Continued from part 4.
The simplicity of the MQN system belies its apparent ability to effectively represent structural characteristics of compounds that imply important bioactivities. In order to obtain evidence of the utility of the system for drug discovery programs, this study assessed the potential of MQN representations to form the basis for predictive models and to estimate the structural diversity of chemical libraries.
Statistical analysis of the MQN descriptors for several sets of ligands established the presence of properties that serve to distinguish among the likely targets for the ligands. The construction of classifiers trained on these ligands and tested with both ligands and decoys produced predictive models with accuracy that is competitive with models currently used in drug discovery. It was further shown that transformation of the MQN space by dimensionality reduction techniques and kernel methods did not serve to improve the classification accuracy of the predictive models. Among the categories of descriptors widely used in the construction of QSAR and QSPR models are constitutional descriptors, which provide structural details without consideration of topology or geometry; the results of this study suggest that MQNs can be useful when such descriptors are appropriate.
The rapid calculation of chemical diversity is an important aspect of chemical and fragment library construction. Additionally, the ability of a representation to describe similarity without specifying the precise details of substructures has shown to be useful in scaffold hopping . Comparisons of structural diversity calculations using MQNs with existing diversity calculation techniques based on fingerprint similarity show that an MQN-based approach produces results that are likely competitive, and possibly superior. The discrete nature of the properties means that assessments of MQN-space consist primarily of integer calculations, without extensive requirements for more expensive floating point calculations.

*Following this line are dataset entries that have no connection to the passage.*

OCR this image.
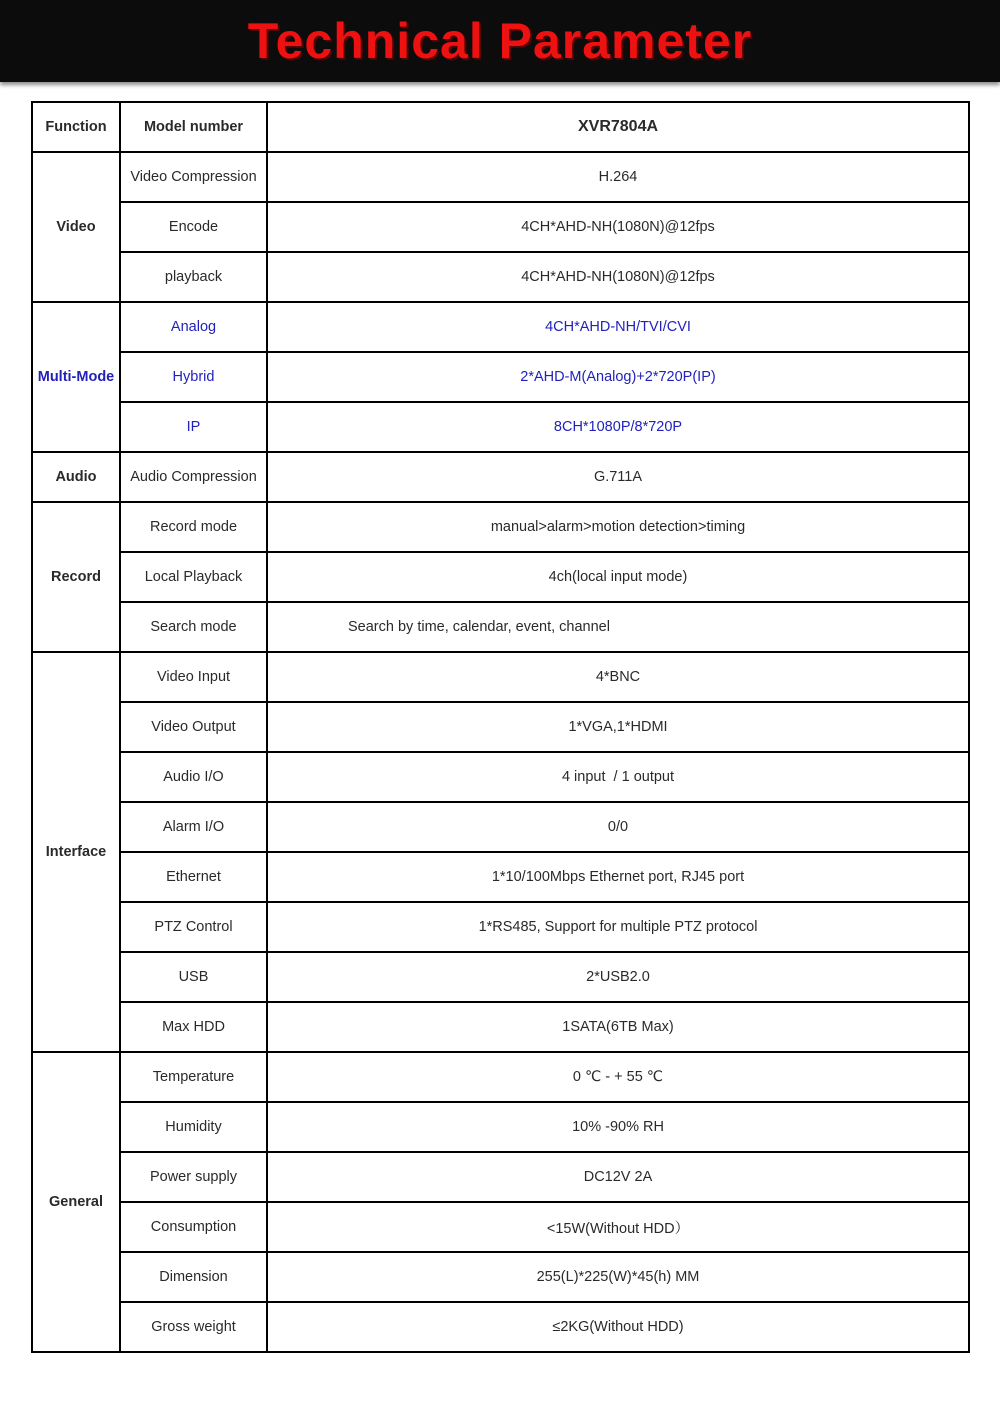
Technical Parameter
Function	Model number	XVR7804A
Video	Video Compression	H.264
	Encode	4CH*AHD-NH(1080N)@12fps
	playback	4CH*AHD-NH(1080N)@12fps
Multi-Mode	Analog	4CH*AHD-NH/TVI/CVI
	Hybrid	2*AHD-M(Analog)+2*720P(IP)
	IP	8CH*1080P/8*720P
Audio	Audio Compression	G.711A
Record	Record mode	manual>alarm>motion detection>timing
	Local Playback	4ch(local input mode)
	Search mode	Search by time, calendar, event, channel
Interface	Video Input	4*BNC
	Video Output	1*VGA,1*HDMI
	Audio I/O	4 input  / 1 output
	Alarm I/O	0/0
	Ethernet	1*10/100Mbps Ethernet port, RJ45 port
	PTZ Control	1*RS485, Support for multiple PTZ protocol
	USB	2*USB2.0
	Max HDD	1SATA(6TB Max)
General	Temperature	0 ℃ - + 55 ℃
	Humidity	10% -90% RH
	Power supply	DC12V 2A
	Consumption	<15W(Without HDD）
	Dimension	255(L)*225(W)*45(h) MM
	Gross weight	≤2KG(Without HDD)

Establishing the value of MQNs is significant because the computational intensity of many existing systems, which may perform expensive calculations of topological surface areas, pharmacophore fingerprints, and partition coefficients, prevents their widespread use on vast chemical spaces. The speed of calculation for MQN properties make it a useful system for the fast assessment and classification of huge chemical spaces, as evidenced by its use in characterizing all of the 977 million compounds in the chemical universe database GDB-13  and the 166.4 billion compounds in GDB-17 . While speed is an important factor in such scenarios, the representation must also be rich enough to produce useful insights. Though the MQN property space is limited by design to providing only constitutional descriptors, and the phenomenon of MQN isomers may produce difficulties yet to be characterized, this study provides evidence for its efficacy as a tool for cheminformatics tasks relevant to drug discovery.
- Böhm HJ, Flohr A, Stahl M. 2004. Scaffold hopping. Drug Discovery Today: Technologies 1(3): 217-224.
- Blum LC, van Deursen R, and Reymond JL. 2011. Visualisation and subsets of the chemical universe database GDB-13 for virtual screening. J Comput Aided Mol Des 25(7): 637-647.
- Ruddigkeit L, Blum LC, and Reymond JL. 2013. Visualization and virtual screening of the chemical universe database GDB-17. J Chem Inf Model 53(1): 56-65.